Munson and Scholnick provide a modern overview of inequality analyses using burial data from Altar de Sacrificios to showcase archaeological use of the Gini index within a Quality of Life framework. The Gini provides a single measurement of inequality (where a value of zero indicates full equality and a value of one indicates complete inequality), and it has often been used with residential size (or materials) as an indicator of residential or household wealth. However, the authors use multiple metrics and measures of wealth and disparity for a multi-faceted perspective.
Some topics for Discussion:
- How does the quality of life (QOL) approach – focused on well-being around individual needs and how society meets them – synergize with existing archaeological investigations of “wealth” that tend to use metrics like house-size?
- How well do the three categories of material wealth, social well-being, and embodied well-being encompass the full range of archaeological investigation of disparity/inequality in the past? Are there other types of “wealth” that we should investigate, and do these three categories capture a complete QOL inquiry into the past?
- In what ways does the use of “disparity” (in text used to differentiate social and embodied well-being from material wealth) enhance discussions of potential inequalities? Since disparity implies only a difference in a given distribution, what are some linking arguments that a measured disparity translated into perceived inequality?
- What are the archaeological units by which we measure inequality/disparity? How often do we analyze individuals and their quality of life versus multi-generational household assemblages? How well do these units line up with larger research interests in inequality and its change over time given the partial nature of archaeological samples?

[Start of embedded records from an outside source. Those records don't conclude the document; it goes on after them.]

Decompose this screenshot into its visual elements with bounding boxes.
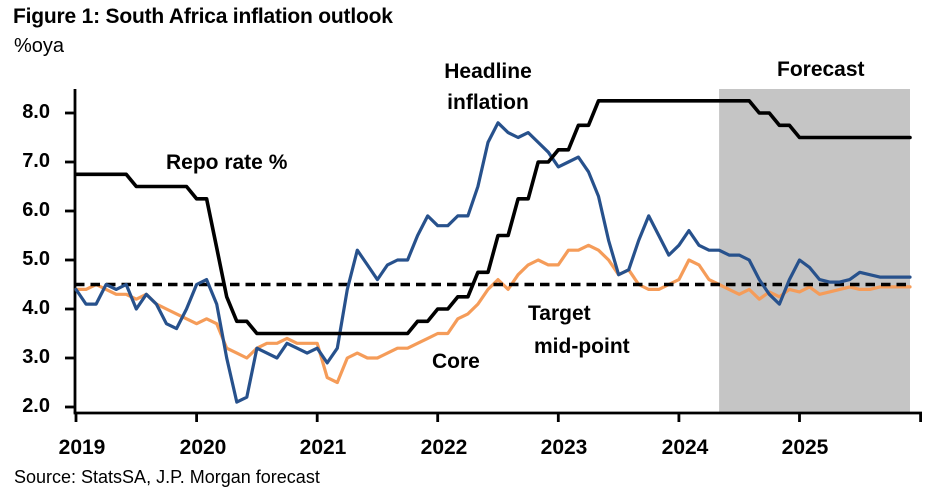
annotation-repo-rate: Repo rate % bbox=[166, 151, 288, 174]
annotation-target-line2: mid-point bbox=[534, 335, 630, 358]
y-tick-label: 8.0 bbox=[22, 101, 50, 123]
y-tick-label: 2.0 bbox=[22, 395, 50, 417]
y-axis-unit-label: %oya bbox=[14, 35, 65, 57]
headline-inflation-line bbox=[74, 121, 912, 404]
x-tick-label: 2020 bbox=[179, 436, 227, 459]
annotation-headline-inflation: Headline inflation bbox=[427, 56, 549, 118]
source-note: Source: StatsSA, J.P. Morgan forecast bbox=[14, 467, 320, 487]
annotation-forecast: Forecast bbox=[777, 58, 865, 81]
x-tick-label: 2022 bbox=[420, 436, 468, 459]
repo-rate-line bbox=[74, 99, 912, 336]
y-tick-label: 3.0 bbox=[22, 346, 50, 368]
y-tick-label: 4.0 bbox=[22, 297, 50, 319]
annotation-headline-line2: inflation bbox=[447, 91, 529, 114]
axes bbox=[65, 89, 922, 422]
figure-title: Figure 1: South Africa inflation outlook bbox=[13, 5, 393, 28]
x-tick-label: 2023 bbox=[540, 436, 588, 459]
annotation-target-line1: Target bbox=[528, 302, 591, 325]
y-tick-label: 6.0 bbox=[22, 199, 50, 221]
core-inflation-line bbox=[74, 243, 912, 385]
y-tick-label: 7.0 bbox=[22, 150, 50, 172]
x-tick-label: 2019 bbox=[58, 436, 106, 459]
forecast-band-region bbox=[719, 89, 910, 412]
annotation-headline-line1: Headline bbox=[444, 60, 532, 83]
annotation-target-midpoint: Target mid-point bbox=[528, 297, 630, 363]
annotation-core: Core bbox=[432, 350, 480, 373]
x-tick-label: 2025 bbox=[781, 436, 829, 459]
x-tick-label: 2024 bbox=[661, 436, 709, 459]
x-tick-label: 2021 bbox=[299, 436, 347, 459]
y-tick-label: 5.0 bbox=[22, 248, 50, 270]
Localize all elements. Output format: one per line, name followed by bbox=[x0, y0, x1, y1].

- What issues are there in representing a complex idea like inequality or quality of life with a single number? Table 3 provides a wealth of data, but it is not as easily digestible as a single three-digit Gini index. Given its simplicity, how can the Gini index be used or misused, and what essential information does it leave out?
- How can we account for categorical identities in discussions of inequality and QOL? For example, how should practices like dental modification be considered and measured – as material, relational, or embodied wealth? Others (Tiesler 2020: 114) suggest other factors at play; “That said, no technique or dental silhouette was exclusive to any biological sex or social class, making dental practices look more like personal or family choices than social requirements.”